Quiz: How much do you know about the "fiscal cliff"?

They have been helping build support for raising revenue — higher taxes — as part of a deal that would include spending cuts and entitlement reform. Getting CEOs on board could help provide "political cover" to congressional Republicans who in previous fiscal fights have thwarted deals with Obama.

"That's where their charm is real," said Jeff Connaughton, a former lobbyist and congressional aide who wrote the book "The Payoff: Why Wall Street Always Wins." "If they actually helped soften up the Republicans on being OK with raising revenue, that's where they could pile up some real brownie points with Obama."

Wall Street executives have been reaching out to both sides of the aisle now that the contentious election is over.

In an opinion piece published in the Wall Street Journal, Goldman CEO Blankfein urged corporations and the Obama administration to work closer together. He also backed tax increases for wealthy Americans so long as the government is serious about cutting government spending.

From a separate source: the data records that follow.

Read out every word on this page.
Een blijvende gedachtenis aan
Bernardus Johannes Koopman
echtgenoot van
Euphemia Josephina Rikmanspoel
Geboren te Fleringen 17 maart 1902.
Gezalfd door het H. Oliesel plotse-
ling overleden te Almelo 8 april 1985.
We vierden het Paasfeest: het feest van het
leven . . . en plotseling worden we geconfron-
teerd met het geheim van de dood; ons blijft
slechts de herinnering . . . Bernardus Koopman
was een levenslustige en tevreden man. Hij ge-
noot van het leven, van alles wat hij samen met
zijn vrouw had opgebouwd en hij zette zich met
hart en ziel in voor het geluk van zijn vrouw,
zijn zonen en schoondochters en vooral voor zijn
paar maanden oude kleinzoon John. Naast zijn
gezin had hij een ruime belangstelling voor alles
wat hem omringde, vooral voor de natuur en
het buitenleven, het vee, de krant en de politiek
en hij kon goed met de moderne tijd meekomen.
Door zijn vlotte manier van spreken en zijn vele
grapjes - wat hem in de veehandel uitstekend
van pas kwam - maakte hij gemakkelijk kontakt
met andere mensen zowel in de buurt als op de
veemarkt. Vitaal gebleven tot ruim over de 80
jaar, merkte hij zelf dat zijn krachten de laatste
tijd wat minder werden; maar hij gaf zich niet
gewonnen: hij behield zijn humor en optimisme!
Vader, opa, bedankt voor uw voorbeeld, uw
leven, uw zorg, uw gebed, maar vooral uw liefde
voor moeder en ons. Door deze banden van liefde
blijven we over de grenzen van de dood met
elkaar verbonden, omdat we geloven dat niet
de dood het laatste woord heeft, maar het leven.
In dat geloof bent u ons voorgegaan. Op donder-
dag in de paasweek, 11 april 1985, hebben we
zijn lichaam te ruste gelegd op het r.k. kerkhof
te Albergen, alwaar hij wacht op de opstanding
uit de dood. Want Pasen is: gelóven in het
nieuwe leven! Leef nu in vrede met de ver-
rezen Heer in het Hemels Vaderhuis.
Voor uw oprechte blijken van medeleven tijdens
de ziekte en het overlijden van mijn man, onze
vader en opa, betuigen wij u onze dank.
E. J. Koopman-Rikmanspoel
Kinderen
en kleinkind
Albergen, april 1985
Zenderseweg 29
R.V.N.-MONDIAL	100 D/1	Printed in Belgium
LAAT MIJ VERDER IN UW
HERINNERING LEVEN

Dimon, who has sometimes been a critic of Obama, met with White House Chief of Staff Jack Lew last month. He also has reached out to congressional leaders about preventing a fiscal crisis, according to a person familiar with the matter who was not authorized to speak publicly.

As part of that charm offensive, Dimon even called Elizabeth Warren to congratulate her on being elected a U.S. senator from Massachusetts. Warren has been a fierce critic of the banking industry, and earlier this year called for Dimon to step down as a New York Federal Reserve board member because of a perceived conflict of interest.

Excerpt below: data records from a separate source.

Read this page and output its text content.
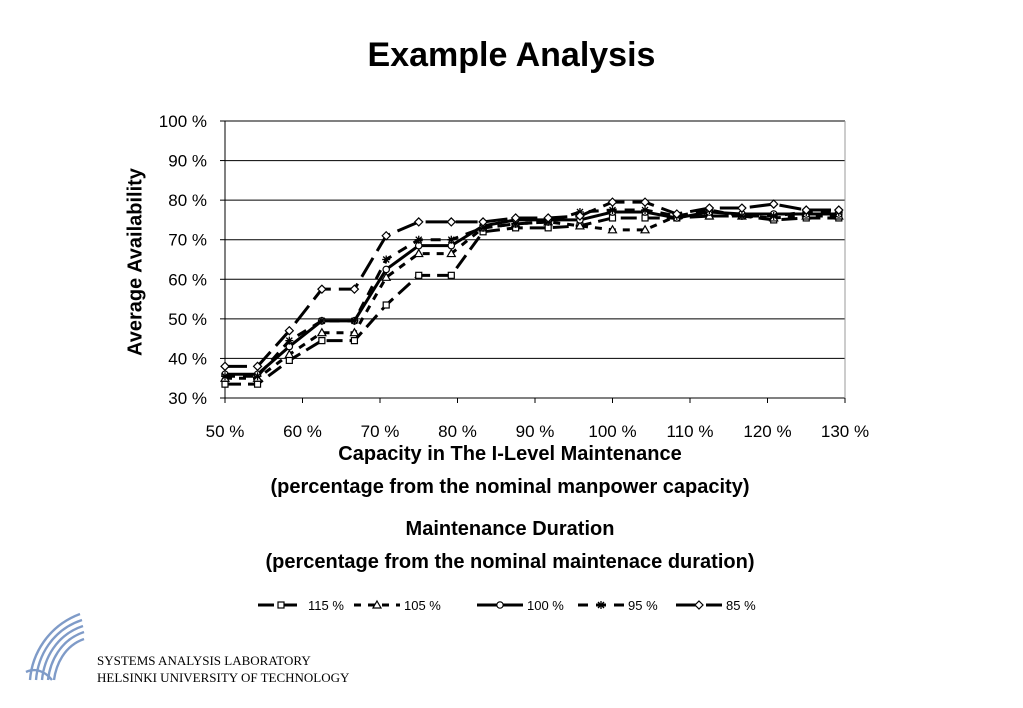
Example Analysis
30 %
40 %
50 %
60 %
70 %
80 %
90 %
100 %
50 % 60 % 70 % 80 % 90 % 100 % 110 % 120 % 130 %
Average Availability
Capacity in The I-Level Maintenance
(percentage from the nominal manpower capacity)
Maintenance Duration
(percentage from the nominal maintenace duration)
115 %	105 %	100 %	95 %	85 %
SYSTEMS ANALYSIS LABORATORY
HELSINKI UNIVERSITY OF TECHNOLOGY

Warren declined to comment on her phone call with Dimon. But she — like others on Capitol Hill on Wednesday — welcomed the Wall Street executives' urgency to resolve the fiscal cliff. "I think they have enormous value to add to the discussions," she said.

CEOs talking about a willingness to accept more taxes is crucial in helping to reduce the overall rancor in Washington, Sen. Charles E. Schumer (D-N.Y.) said. When Republicans start talking about additional tax revenue, "We need somebody else to have their back, and the business community is a great place" to do that, he said.

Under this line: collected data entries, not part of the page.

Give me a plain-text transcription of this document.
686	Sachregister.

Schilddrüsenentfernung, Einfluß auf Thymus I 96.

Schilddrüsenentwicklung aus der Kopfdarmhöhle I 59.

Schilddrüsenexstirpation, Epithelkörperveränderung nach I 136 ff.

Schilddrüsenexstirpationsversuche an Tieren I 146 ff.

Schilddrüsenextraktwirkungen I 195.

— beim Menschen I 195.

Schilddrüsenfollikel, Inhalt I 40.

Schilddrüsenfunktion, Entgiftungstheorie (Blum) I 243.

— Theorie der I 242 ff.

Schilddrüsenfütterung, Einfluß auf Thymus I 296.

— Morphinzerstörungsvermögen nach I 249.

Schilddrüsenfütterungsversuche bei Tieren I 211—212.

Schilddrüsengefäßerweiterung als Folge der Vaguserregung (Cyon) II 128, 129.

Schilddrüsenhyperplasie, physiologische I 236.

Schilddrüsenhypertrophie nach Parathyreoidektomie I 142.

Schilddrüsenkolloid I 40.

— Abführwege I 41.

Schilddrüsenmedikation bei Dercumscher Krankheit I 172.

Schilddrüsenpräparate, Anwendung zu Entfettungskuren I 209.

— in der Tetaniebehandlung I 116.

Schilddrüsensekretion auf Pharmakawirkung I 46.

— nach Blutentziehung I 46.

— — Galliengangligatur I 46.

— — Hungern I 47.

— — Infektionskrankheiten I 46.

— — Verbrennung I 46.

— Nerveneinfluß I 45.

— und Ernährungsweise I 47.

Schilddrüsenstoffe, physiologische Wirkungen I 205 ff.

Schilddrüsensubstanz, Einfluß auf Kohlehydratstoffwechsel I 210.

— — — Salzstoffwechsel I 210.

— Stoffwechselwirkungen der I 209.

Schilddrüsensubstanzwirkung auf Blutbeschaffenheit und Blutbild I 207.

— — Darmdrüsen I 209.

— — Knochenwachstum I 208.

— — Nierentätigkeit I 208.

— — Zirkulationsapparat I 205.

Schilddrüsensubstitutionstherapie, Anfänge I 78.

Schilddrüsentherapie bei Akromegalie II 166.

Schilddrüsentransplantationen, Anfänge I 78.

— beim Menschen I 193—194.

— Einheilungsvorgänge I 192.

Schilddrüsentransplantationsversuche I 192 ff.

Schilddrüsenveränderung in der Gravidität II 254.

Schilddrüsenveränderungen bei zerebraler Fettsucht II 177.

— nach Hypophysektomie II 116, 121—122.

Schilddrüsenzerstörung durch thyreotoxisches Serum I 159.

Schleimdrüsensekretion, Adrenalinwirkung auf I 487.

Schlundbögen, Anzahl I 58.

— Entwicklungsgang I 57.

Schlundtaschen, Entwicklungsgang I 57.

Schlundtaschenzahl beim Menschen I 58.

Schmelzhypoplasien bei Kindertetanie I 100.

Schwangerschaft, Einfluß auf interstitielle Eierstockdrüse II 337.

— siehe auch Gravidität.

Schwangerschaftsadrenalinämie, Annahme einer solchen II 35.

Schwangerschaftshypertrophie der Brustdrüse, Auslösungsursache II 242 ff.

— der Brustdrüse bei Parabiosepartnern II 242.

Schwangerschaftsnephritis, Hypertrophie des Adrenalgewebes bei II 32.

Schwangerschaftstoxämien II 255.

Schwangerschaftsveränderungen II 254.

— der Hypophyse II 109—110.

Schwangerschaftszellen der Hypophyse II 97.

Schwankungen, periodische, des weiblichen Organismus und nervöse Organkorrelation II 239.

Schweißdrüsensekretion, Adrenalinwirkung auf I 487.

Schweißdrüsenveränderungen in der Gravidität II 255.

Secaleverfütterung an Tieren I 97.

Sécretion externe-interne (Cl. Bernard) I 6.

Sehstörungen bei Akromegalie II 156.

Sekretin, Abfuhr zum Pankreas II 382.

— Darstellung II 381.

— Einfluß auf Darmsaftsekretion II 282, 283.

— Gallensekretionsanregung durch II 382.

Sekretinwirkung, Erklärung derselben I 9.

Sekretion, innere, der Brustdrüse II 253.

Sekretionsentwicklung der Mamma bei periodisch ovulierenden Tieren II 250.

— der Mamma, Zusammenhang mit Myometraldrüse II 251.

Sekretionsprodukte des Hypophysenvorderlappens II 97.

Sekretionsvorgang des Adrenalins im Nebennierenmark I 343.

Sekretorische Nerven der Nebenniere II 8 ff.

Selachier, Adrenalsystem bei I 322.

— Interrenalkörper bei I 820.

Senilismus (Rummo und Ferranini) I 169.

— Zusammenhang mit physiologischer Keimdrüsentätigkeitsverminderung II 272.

Sen. Lamar Alexander (R-Tenn.) said business leaders can help spur a deal by warning of the economic consequences of allowing the government to go over the fiscal cliff.

"The election's over and the issue is fixing the debt," Alexander said. "They can create an environment in which senators and congressman are willing to take difficult votes on fixing the debt, because it's going to be hard dirty work, very unpopular, once people see the details of it, but it absolutely has to be done."

At the White House on Wednesday, chief executives met with President Obama for more than an hour to discuss topics such as the fiscal cliff. They mostly listened and tried to give the president constructive feedback on issues facing America's biggest businesses, according to participants.

CEOs believe that the uncertainty is hurting the nation's business climate and preventing hiring. They have urged Congress to extend the tax cuts first championed by President George W. Bush. Obama wants to do so for all but the highest income earners.

Ursula Burns, the CEO of Xerox Corp., said the meeting did not get into specifics such as tax rates. But she noted that any deal would involve working through "some sticky issues."

"This is all about trying to make American business more competitive, trying to have a fair, balanced approach to tax reform, to spending cuts. And the president was very clear that he wants a fair, balanced approach," Burns told reporters after the meeting.

"We were very clear that if we can help him to get to a solution we are absolutely behind him, because going over the cliff is not something that any of us in the room could live with," she said.

Tangel reported from New York and Puzzanghera from Washington.